5 of 6 people found the following review helpful:
4.0 out of 5 stars
it's a glassic, June 16, 2006
This review is from: Glass of the Sultans (Metropolitan Museum of Art Series) (Hardcover)
Sometimes I read books that are totally out of my area of competence and general knowledge. I often wind up learning a lot, but fear that the knowledge I thus gain will be forgotten soon because it doesn't connect with anything in my daily life---books about amber forests millions of years ago, the French horn, or Chinatown gang wars come to mind. Still, I think it's good to stretch yourself, try to stick your nose in new fields. This is such a book for me.
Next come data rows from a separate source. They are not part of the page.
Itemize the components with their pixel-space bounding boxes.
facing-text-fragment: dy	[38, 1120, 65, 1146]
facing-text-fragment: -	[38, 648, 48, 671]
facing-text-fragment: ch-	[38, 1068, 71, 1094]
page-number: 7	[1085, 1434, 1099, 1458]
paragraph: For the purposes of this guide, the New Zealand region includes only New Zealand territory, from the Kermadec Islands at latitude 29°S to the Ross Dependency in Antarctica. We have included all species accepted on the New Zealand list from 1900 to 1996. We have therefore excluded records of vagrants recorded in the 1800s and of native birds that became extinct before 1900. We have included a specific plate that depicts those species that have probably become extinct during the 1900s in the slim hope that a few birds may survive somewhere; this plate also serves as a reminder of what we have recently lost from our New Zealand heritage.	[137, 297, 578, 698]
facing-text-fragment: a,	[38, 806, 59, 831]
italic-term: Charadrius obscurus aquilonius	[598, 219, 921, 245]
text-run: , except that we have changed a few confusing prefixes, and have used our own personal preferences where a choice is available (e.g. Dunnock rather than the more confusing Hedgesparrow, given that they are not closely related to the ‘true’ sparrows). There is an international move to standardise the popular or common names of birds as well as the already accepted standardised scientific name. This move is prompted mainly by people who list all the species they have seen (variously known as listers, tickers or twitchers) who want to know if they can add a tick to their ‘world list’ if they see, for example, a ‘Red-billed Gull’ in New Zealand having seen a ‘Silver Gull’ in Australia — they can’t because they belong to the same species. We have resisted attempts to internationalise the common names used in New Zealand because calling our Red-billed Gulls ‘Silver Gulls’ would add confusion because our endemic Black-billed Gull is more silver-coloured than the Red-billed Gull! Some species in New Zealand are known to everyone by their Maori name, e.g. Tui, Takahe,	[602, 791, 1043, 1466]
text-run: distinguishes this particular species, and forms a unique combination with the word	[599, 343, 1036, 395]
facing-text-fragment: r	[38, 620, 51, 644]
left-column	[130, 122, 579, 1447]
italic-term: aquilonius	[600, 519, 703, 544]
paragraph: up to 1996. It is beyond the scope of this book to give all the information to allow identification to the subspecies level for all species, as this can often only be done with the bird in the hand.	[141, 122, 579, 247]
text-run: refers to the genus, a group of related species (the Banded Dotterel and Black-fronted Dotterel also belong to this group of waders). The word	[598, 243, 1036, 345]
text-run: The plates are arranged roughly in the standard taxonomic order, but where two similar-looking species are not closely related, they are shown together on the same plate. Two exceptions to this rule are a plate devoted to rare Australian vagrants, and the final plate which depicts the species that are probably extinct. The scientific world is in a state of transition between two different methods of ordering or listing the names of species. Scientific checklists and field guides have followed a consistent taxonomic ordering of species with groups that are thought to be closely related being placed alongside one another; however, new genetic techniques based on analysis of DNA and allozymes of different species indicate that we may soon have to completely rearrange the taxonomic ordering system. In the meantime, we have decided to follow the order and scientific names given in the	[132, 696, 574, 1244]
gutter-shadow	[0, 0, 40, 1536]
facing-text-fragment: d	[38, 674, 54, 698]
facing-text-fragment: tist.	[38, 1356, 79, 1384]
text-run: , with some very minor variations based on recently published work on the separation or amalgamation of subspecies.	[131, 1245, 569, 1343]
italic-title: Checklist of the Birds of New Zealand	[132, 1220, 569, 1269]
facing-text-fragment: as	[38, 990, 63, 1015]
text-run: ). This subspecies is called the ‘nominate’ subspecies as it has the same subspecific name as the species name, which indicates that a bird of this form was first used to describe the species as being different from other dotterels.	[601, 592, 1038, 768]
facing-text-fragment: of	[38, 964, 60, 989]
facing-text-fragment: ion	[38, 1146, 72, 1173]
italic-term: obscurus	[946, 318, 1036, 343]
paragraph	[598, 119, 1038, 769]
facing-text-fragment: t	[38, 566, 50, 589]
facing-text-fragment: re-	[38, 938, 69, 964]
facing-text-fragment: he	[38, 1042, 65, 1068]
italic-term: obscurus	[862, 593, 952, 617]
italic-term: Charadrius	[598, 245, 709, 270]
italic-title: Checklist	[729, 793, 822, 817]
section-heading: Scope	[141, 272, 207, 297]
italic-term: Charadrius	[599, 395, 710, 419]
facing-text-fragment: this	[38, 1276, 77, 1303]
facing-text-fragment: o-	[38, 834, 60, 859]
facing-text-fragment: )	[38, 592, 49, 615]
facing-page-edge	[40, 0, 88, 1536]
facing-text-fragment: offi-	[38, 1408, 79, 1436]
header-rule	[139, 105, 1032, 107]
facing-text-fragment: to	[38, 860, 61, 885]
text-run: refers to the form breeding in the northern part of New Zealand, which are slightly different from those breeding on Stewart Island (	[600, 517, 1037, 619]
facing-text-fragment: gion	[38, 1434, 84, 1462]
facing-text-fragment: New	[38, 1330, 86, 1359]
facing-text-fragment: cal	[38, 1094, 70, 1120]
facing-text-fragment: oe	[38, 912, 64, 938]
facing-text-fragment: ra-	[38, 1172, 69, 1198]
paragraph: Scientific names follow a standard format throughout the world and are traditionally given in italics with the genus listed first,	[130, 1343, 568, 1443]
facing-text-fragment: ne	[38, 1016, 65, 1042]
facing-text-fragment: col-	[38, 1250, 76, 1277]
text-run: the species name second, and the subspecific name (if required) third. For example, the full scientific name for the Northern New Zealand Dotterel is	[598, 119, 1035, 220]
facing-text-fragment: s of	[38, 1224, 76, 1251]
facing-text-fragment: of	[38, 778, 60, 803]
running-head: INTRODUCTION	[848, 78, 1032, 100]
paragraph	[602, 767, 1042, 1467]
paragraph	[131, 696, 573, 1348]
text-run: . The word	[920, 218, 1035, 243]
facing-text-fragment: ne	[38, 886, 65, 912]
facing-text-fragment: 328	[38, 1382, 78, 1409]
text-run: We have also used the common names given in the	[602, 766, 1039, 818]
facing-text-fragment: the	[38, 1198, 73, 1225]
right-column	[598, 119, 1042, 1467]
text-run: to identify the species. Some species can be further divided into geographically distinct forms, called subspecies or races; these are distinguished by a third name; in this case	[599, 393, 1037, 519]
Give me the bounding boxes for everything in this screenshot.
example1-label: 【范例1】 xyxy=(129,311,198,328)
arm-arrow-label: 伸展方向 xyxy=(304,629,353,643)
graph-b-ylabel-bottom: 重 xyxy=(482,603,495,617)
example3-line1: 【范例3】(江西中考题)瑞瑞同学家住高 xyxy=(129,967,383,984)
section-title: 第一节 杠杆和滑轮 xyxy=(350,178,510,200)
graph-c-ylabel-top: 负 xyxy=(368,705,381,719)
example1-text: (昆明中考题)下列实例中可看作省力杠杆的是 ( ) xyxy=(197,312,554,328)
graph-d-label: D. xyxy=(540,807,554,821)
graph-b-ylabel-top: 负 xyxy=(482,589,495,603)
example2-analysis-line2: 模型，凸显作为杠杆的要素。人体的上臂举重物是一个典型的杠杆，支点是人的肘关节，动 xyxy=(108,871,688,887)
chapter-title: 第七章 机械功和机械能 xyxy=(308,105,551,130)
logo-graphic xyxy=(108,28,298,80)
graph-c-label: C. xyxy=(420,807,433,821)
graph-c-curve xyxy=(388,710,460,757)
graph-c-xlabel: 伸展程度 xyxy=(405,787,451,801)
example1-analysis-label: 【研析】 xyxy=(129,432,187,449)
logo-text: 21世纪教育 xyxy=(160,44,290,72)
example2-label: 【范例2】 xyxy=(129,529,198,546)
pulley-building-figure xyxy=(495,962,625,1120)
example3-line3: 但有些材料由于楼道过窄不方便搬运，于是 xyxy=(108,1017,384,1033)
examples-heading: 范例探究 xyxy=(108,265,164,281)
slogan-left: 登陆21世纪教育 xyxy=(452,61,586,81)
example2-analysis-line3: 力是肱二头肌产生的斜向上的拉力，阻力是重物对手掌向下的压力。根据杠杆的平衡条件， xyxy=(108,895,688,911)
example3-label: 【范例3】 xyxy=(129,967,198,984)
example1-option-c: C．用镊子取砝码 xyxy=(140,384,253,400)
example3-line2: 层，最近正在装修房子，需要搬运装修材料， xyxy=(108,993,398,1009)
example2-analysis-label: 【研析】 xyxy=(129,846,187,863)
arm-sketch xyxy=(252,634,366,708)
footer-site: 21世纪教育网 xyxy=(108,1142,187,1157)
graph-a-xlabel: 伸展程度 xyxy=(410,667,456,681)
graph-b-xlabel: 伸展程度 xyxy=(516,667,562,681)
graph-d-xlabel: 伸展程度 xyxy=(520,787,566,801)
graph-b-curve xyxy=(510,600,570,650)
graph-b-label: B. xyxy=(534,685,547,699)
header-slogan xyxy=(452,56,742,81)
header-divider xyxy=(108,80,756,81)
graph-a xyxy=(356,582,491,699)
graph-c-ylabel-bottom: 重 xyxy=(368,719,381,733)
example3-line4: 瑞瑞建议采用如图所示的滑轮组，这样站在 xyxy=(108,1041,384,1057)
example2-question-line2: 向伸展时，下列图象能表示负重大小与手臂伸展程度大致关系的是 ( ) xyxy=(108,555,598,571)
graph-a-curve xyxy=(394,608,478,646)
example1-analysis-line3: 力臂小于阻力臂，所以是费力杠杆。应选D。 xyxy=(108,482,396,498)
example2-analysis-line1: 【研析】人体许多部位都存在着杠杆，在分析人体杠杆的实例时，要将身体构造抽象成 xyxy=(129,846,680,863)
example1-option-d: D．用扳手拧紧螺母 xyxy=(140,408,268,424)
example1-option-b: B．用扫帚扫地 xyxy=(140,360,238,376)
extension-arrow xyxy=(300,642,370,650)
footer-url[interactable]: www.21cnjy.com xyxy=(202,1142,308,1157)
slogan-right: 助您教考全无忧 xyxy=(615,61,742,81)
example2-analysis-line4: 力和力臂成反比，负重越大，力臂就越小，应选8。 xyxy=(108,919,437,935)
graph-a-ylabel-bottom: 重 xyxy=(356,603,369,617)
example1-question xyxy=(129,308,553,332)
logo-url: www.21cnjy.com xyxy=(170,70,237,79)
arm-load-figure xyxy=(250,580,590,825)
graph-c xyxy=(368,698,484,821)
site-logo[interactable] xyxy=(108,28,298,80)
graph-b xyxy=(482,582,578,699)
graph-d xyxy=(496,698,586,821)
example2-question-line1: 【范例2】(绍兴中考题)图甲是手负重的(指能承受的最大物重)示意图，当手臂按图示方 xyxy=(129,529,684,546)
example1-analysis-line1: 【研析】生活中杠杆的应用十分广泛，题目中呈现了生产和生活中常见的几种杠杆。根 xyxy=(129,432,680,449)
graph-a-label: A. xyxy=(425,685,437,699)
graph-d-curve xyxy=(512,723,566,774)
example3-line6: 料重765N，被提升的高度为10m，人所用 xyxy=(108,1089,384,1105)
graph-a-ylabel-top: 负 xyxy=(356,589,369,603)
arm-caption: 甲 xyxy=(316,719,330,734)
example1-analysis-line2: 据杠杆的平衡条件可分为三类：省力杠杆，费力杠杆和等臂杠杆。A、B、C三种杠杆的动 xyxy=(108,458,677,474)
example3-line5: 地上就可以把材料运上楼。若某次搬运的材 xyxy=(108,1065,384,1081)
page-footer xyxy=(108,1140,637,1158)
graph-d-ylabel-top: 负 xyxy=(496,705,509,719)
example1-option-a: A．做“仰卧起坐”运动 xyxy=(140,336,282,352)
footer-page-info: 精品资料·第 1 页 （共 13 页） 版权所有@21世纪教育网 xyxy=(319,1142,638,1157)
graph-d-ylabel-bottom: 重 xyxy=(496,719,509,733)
It's basically a beautifully illustrated catalogue for an exhibition held in 2001-2002 at Corning, NY, the Metropolitan Museum of Art in Manhattan, and in Athens. 157 color photos stud the pages accompanied by descriptions of each object in great detail. The authors have included a number of short chapters on glass production in the Islamic world, archeological excavations of glass, (it's hard to determine if buried glass comes from a local maker or was imported), on who used glass and where they got it from, and some very professional chapters on glass making, chemistry, and decoration techniques. You will pick up a lot of glass-lingo, and possibly learn plenty about the spread of techniques throughout the Muslim empires from the 8th century to the 15th ---mold-blown glass, free-blown, hot-worked, slices of mosaic glass, impressed, scratched, tooled, etc. The early Islamic glass makers preserved or expanded upon techniques developed in the Roman or Byzantine periods. Their work has been found as far away as Japan, northern China, and Scandinavia. Muslim glass craft reached new heights in some cases, but after the 1400s, production declined in the area that stretched from Istanbul and Egypt through the Middle East and Iran to India. The rulers began to rely on supplies from Europe, particularly Venice. On the other hand, glass makers in Europe produced many items which copied Muslim styles. In India, glassmakers still kept producing a large number of items for Muslim courts in the 18th and 19th centuries. The title of the book is possibly misleading. I thought it was going to be about Turkey or the glass found in Turkish museums, but no, the focus is on all parts of the Muslim world. Everyone can enjoy the beauty of the rare glass objects presented here. Even if the text is more for specialists a very good attempt is made to explain everything to the layman or, as in my case, the completely ignorant. This could be the glassical text on the subject.